There is a crack in everything. That’s how the light gets in.Leonard Cohen

Danielle Levy

  • Is That The Way It Is?

    Nicholas Sarkozy, the President of France is suggesting a law that would ban all face covering veils in public places, a law that would even apply to visitors. As such wealthy Saudi women shopping on the Champs Elysee would have to have bare faces. There has been much criticism from Muslim groups, but not enough to keep the law from being considered.
    Next door in Germany the northern state of Lower Saxony the Christian Democrat party appointed the daughter of Turkish immigrants as minister of social affairs, a first. Aygul Ozkan is a lawyer and a Muslim. In a recent interview she is quoted as saying that crucifixes do not belong in state-run schools anymore than Muslim headscarves. The comment caused an uproar, so much so Ms Ozkan had to disavow it. Crucifixes, critics said, are part of the Christian Democrat party tradition.
    Is that the way it is: When the uproar comes from a minority faction within the culture it is easily explained away or overlooked, but when it comes from the majority then it prevails?

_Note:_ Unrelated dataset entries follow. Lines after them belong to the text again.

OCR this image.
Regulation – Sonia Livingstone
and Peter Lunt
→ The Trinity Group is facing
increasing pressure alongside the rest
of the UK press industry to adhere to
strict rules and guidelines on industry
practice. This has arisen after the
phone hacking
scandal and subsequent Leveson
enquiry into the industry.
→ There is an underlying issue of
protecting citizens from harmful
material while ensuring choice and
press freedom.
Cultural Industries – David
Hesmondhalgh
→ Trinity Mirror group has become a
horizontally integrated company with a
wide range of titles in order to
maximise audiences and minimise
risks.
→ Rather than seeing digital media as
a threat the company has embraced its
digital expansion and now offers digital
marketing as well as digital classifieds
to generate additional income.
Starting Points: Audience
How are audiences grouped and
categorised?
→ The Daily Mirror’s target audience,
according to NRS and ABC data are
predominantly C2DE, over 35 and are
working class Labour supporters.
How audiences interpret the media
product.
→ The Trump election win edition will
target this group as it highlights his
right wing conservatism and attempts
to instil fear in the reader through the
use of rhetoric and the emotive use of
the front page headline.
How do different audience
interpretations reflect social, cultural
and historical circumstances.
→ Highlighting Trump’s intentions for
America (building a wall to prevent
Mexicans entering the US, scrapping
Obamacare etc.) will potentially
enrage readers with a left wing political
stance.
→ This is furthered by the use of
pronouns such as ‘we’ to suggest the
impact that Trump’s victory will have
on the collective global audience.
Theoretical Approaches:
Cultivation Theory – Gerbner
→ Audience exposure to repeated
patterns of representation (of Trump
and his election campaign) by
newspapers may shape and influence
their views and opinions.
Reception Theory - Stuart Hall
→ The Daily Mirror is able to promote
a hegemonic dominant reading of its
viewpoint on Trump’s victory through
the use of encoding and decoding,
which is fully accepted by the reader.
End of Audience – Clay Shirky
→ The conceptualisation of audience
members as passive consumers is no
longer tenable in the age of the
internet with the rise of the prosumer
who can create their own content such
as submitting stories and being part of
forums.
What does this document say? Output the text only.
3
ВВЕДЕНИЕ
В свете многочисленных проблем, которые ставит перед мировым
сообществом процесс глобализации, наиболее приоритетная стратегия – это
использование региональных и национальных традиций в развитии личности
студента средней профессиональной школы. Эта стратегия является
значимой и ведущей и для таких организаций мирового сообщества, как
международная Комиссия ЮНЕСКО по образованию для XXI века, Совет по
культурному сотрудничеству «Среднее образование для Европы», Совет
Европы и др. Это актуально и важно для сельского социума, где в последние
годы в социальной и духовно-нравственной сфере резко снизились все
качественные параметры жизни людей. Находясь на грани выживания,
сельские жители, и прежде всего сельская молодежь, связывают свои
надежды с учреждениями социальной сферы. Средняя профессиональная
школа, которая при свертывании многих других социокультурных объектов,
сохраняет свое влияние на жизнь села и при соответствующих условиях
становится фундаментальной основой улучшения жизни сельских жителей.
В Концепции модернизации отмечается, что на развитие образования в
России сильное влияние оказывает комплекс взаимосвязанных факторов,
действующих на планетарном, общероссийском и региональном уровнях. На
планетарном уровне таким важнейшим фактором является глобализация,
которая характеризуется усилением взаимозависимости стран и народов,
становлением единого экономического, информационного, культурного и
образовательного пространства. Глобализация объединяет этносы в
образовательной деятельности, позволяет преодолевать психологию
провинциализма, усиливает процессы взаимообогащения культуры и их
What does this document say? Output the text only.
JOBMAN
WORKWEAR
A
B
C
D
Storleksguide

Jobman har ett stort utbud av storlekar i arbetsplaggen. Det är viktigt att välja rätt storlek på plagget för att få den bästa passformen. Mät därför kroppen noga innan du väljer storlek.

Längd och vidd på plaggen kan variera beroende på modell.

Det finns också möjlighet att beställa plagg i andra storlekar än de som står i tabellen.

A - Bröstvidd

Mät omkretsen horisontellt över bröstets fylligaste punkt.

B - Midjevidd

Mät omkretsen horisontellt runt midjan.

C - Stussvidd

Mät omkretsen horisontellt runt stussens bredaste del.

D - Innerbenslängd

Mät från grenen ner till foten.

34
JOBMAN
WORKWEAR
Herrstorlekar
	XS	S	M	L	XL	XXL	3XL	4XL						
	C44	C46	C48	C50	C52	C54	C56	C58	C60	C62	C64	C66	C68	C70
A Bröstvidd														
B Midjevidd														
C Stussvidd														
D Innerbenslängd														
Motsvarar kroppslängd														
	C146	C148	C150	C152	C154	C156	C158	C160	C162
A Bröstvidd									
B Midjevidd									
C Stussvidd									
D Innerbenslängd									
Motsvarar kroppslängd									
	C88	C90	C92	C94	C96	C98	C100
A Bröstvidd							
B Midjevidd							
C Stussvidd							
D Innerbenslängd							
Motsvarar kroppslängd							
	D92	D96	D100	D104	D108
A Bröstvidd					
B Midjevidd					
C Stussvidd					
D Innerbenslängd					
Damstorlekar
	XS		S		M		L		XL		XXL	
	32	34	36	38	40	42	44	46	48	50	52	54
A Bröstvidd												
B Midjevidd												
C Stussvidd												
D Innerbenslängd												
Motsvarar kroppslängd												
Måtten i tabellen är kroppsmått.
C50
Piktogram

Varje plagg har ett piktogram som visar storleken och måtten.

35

  • The Flight of Comon Sense?

    The Chinese Government is frowning upon the Tibetan monks who are helping the recent earthquake victims in Qinghai province. They’ve been helping dig through the rubbles brought survivors food and also helped erecting tents. The government which has a long history of suspicion and antagonism towards religion in general and Tibetan Buddhism in particular has now ordered the monks out of the area.
    In another area of the world the Iranian government seems to be going along with those clerics who predict that a deadly quake will soon hit Tehran as punishment from god. The religious leaders are asking people to repent. The capital, inhabited by 12 million people sits on the intersection of two major tectonic plates. According to The Washington Post President Ahmadinejad has noted in a recent speech that such an earthquake was unavoidable. As a result plans are being drawn to relocate some 5 million in the coming years and there is talk to move the headquarters of several state institutions. What adds to the picture of what looks like the flight of common sense is that there is also an email circulated by anti-government forces. The email warns that an earthquake will come not as god’s punishment but triggered by Iran’s leaders who believe that such an earthquake would deter the United States from attacking them, for who would attack a country hit by a natural disaster?
    It would be easy to make light of all this Still, one can’t help feel compassion for the people affected.

  • One Day…

    Certain Buddhist leaders in South Korea are uncomfortable with Protestants. It’s not a religious argument it’s just competition for the hearts of North Koreans. Several Protestant sects have been developing links between North and South, discreetly of course, as secretly as they can so that one day when the two countries are united, they can have a strong foothold in the North. Religions are banned in North Korea and people can be prosecuted—or is it persecuted—for practicing. Still, it appears that some find secret ways of connecting to a higher reality, or as some anthropologists have said after talking to North Korean defectors, people are disillusioned with the personality cult of the leader Kim Il-sung and are yearning to fill the void. In that view Jesus is beating Buddha. Hence the interest of the Venerable Bop Ta, one of South Korea’s leading Abbots. He is trying to make sure Buddha has a chance and Buddhism which has a 1500-year history in Korea can eventually overtake Christianity. Although the interplay between these two religions is in itself noteworthy, what is even more so is that they both predicate their actions on the fact that one day Korea will be reunited, and as they do they almost create a self-fulfilling prophecy by the links they ever so secretly establish.